Response by poster: That's what I thought, but I checked it, and I think it was the right place. So what you're saying is that t should definitely help me that I paid interest, not hurt me, right?!

Blood from a turnip, I'm telling you!
posted by abbyladybug at 3:46 PM on March 25, 2006


Response by poster: Didn't see the codemonkey post. I will recheck all of it again. There must be more wrong. Usually, I just input all the forms I've received, and it all works. This time it didn't happen that way.
posted by abbyladybug at 3:57 PM on March 25, 2006


Ok, I'm going way out on a limb here.

Another odd issue that might cause your problem is AMT, the alternative minimum tax. If you make enough money, or have certain kinds of income, deductions phase out and phase in draconian measure designed to keep millionaires from paying nothing in taxes kick in. Not your situation? Yeah, I kinda thought that seemed unlikely.

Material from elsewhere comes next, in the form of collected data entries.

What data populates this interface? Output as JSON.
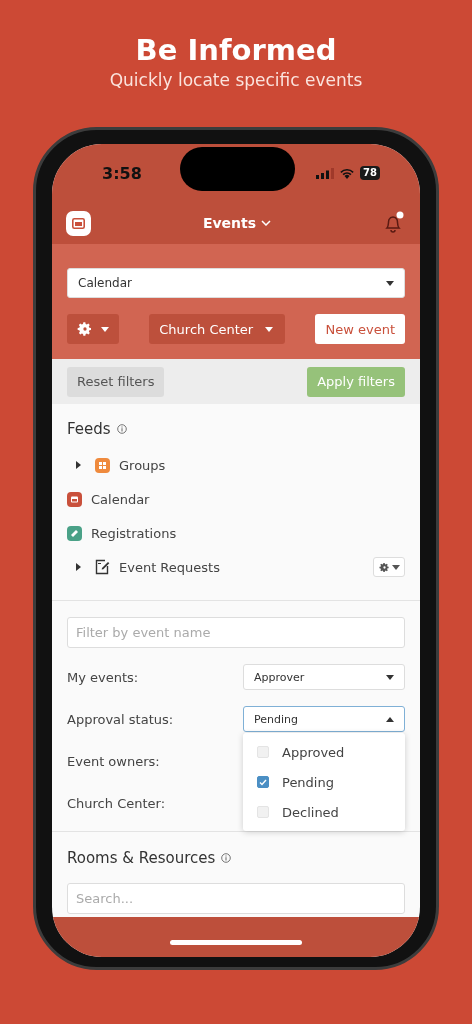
{
  "header": {
    "title": "Be Informed",
    "subtitle": "Quickly locate specific events"
  },
  "status_bar": {
    "time": "3:58",
    "battery": "78"
  },
  "nav": {
    "title": "Events",
    "notification": true
  },
  "calendar_select": {
    "value": "Calendar"
  },
  "toolbar": {
    "filter_button": "Church Center",
    "new_button": "New event"
  },
  "filter_actions": {
    "reset": "Reset filters",
    "apply": "Apply filters"
  },
  "feeds": {
    "title": "Feeds",
    "items": [
      {
        "label": "Groups",
        "kind": "groups",
        "expandable": true,
        "has_settings": false
      },
      {
        "label": "Calendar",
        "kind": "calendar",
        "expandable": false,
        "has_settings": false
      },
      {
        "label": "Registrations",
        "kind": "registrations",
        "expandable": false,
        "has_settings": false
      },
      {
        "label": "Event Requests",
        "kind": "requests",
        "expandable": true,
        "has_settings": true
      }
    ]
  },
  "filters": {
    "name_field": {
      "placeholder": "Filter by event name"
    },
    "rows": [
      {
        "label": "My events:",
        "value": "Approver",
        "open": false
      },
      {
        "label": "Approval status:",
        "value": "Pending",
        "open": true,
        "options": [
          {
            "label": "Approved",
            "checked": false
          },
          {
            "label": "Pending",
            "checked": true
          },
          {
            "label": "Declined",
            "checked": false
          }
        ]
      },
      {
        "label": "Event owners:"
      },
      {
        "label": "Church Center:"
      }
    ]
  },
  "rooms": {
    "title": "Rooms & Resources",
    "search": {
      "placeholder": "Search..."
    }
  }
}
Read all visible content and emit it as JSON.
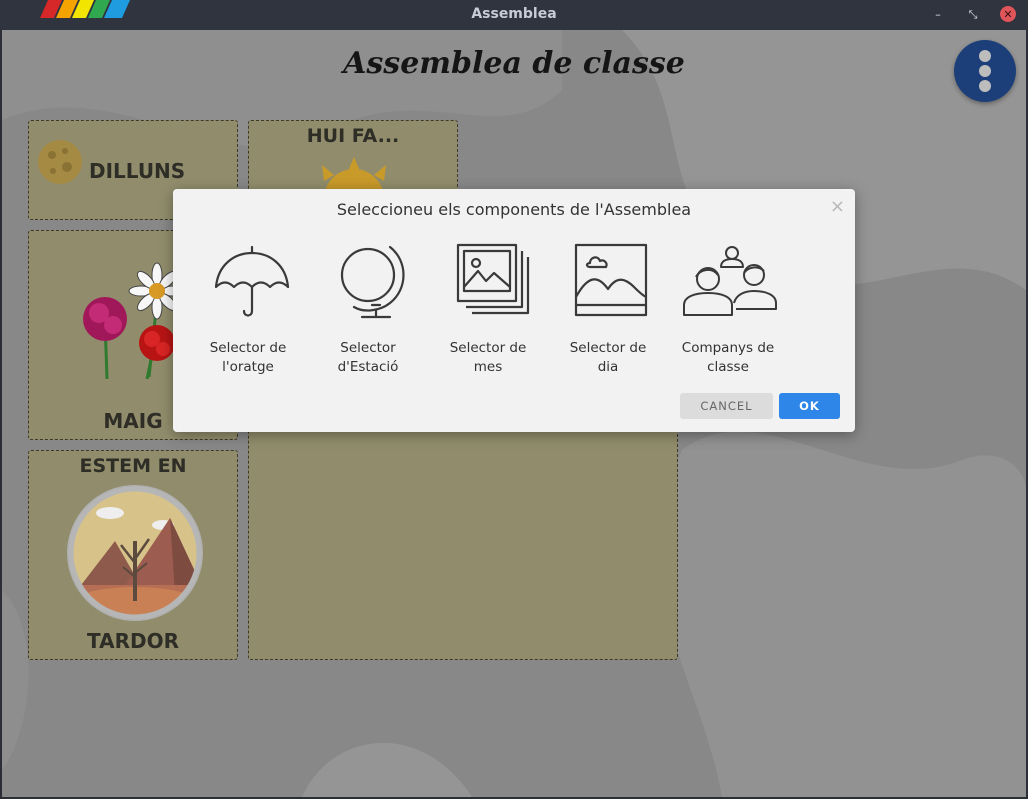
{
  "window": {
    "title": "Assemblea",
    "minimize_glyph": "–",
    "maximize_glyph": "⤡",
    "close_glyph": "✕"
  },
  "app": {
    "title": "Assemblea de classe",
    "menu_icon": "more-vertical-icon"
  },
  "cards": {
    "day": {
      "label": "DILLUNS",
      "icon": "moon-icon"
    },
    "weather": {
      "label": "HUI FA...",
      "icon": "sun-icon"
    },
    "month": {
      "label": "MAIG",
      "icon": "flowers-icon"
    },
    "season": {
      "label_top": "ESTEM EN",
      "label_bottom": "TARDOR",
      "icon": "autumn-landscape-icon"
    }
  },
  "dialog": {
    "title": "Seleccioneu els components de l'Assemblea",
    "close_glyph": "×",
    "options": [
      {
        "line1": "Selector de",
        "line2": "l'oratge",
        "icon": "umbrella-icon"
      },
      {
        "line1": "Selector",
        "line2": "d'Estació",
        "icon": "globe-icon"
      },
      {
        "line1": "Selector de",
        "line2": "mes",
        "icon": "image-stack-icon"
      },
      {
        "line1": "Selector de",
        "line2": "dia",
        "icon": "image-icon"
      },
      {
        "line1": "Companys de",
        "line2": "classe",
        "icon": "people-icon"
      }
    ],
    "cancel_label": "CANCEL",
    "ok_label": "OK"
  },
  "colors": {
    "titlebar": "#2f343f",
    "background": "#888888",
    "card": "#918d6c",
    "dialog": "#f2f2f2",
    "accent": "#2e86e8",
    "fab": "#1c3f7a"
  }
}
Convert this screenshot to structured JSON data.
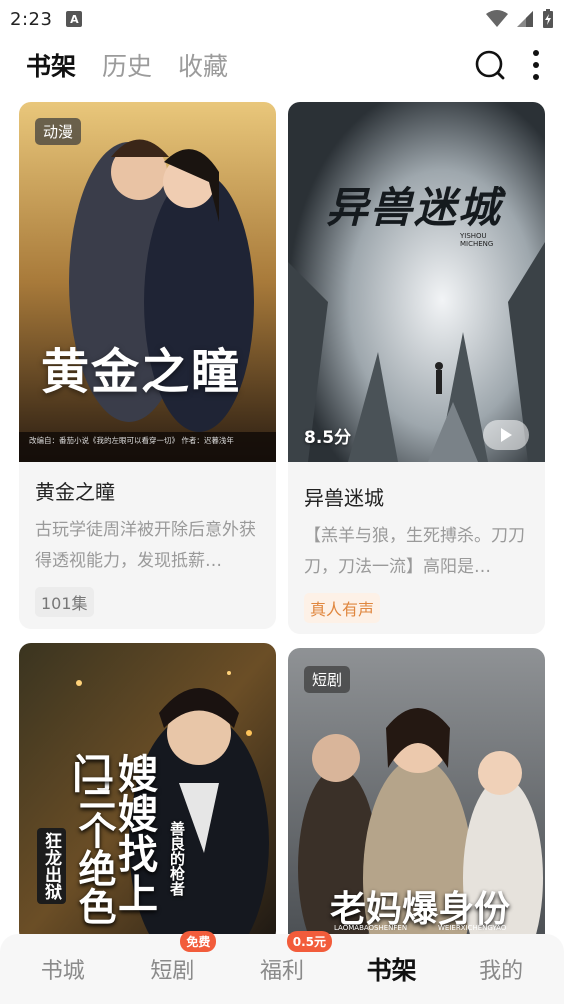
{
  "status": {
    "time": "2:23",
    "notif_letter": "A"
  },
  "header": {
    "tabs": [
      {
        "label": "书架",
        "active": true
      },
      {
        "label": "历史",
        "active": false
      },
      {
        "label": "收藏",
        "active": false
      }
    ],
    "icons": [
      "search-icon",
      "more-vertical-icon"
    ]
  },
  "cards": [
    {
      "tag": "动漫",
      "cover_title": "黄金之瞳",
      "cover_credit": "改编自：番茄小说《我的左眼可以看穿一切》 作者：迟暮浅年",
      "title": "黄金之瞳",
      "desc": "古玩学徒周洋被开除后意外获得透视能力，发现抵薪…",
      "badge": "101集",
      "badge_style": "grey"
    },
    {
      "cover_title": "异兽迷城",
      "cover_sub": "YISHOU MICHENG",
      "score": "8.5分",
      "title": "异兽迷城",
      "desc": "【羔羊与狼，生死搏杀。刀刀刀，刀法一流】高阳是…",
      "badge": "真人有声",
      "badge_style": "orange"
    },
    {
      "cover_title": "嫂嫂找上门",
      "cover_left": "狂龙出狱",
      "cover_right": "善良的枪者",
      "cover_side": "三个绝色"
    },
    {
      "tag": "短剧",
      "cover_title": "老妈爆身份",
      "cover_sub": "LAOMABAOSHENFEN",
      "cover_sub2": "WEIERXICHENGYAO"
    }
  ],
  "bottom_nav": [
    {
      "label": "书城",
      "active": false
    },
    {
      "label": "短剧",
      "active": false,
      "badge": "免费"
    },
    {
      "label": "福利",
      "active": false,
      "badge": "0.5元"
    },
    {
      "label": "书架",
      "active": true
    },
    {
      "label": "我的",
      "active": false
    }
  ],
  "colors": {
    "accent_badge": "#f25c3b",
    "active_text": "#111111",
    "inactive_text": "#9b9b9b"
  }
}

If you can't find some strange data entry error, check for TurboTax updates. There is the very very small chance there is a calculation error in the program, and if there is they are surely hearing holy heck about it at Intuit.
posted by ilsa at 4:00 PM on March 25, 2006


Were you itemizing or were you taking the standard deduction? Is the student loan interest an itemizable deduction or is it automatic?
posted by bshort at 4:09 PM on March 25, 2006


AbbyLB, please tell us on which form, and line number, the $1,700 is being reported by TurboTax?
posted by Snerd at 4:33 PM on March 25, 2006


I have found that doing our taxes online is sometimes not quite accurate. To check our returns (I do my husband's and mine, also our daughter's for her), I downloaded and printed a form 1040 for each, and filled them out by hand, in pencil, doing the calculations as if I were going to file a paper form. Once I was able to see what was actually going on, line by line, I was able to input the correct data online and ended up with a very sweet refund, instead of owing the IRS. This is the first year our daughter started paying back her student loans and she got a substantial refund, based on the student loan interest deduction. so I felt it was really worth my time to go through the 1040 manually first. Good luck, abbylb!
posted by Lynsey at 11:10 PM on March 25, 2006


FYI - TurboTax is only able to do SOME of the calculations on the fly...it doesn't actually come up with an accurate number in the window until everything has actually been filled out, both deductions and income. While I was doing mine, it was damned scary until it finally finished calculating all of my deductions - wait until you've finished entering ALL of the data before you let panic set in.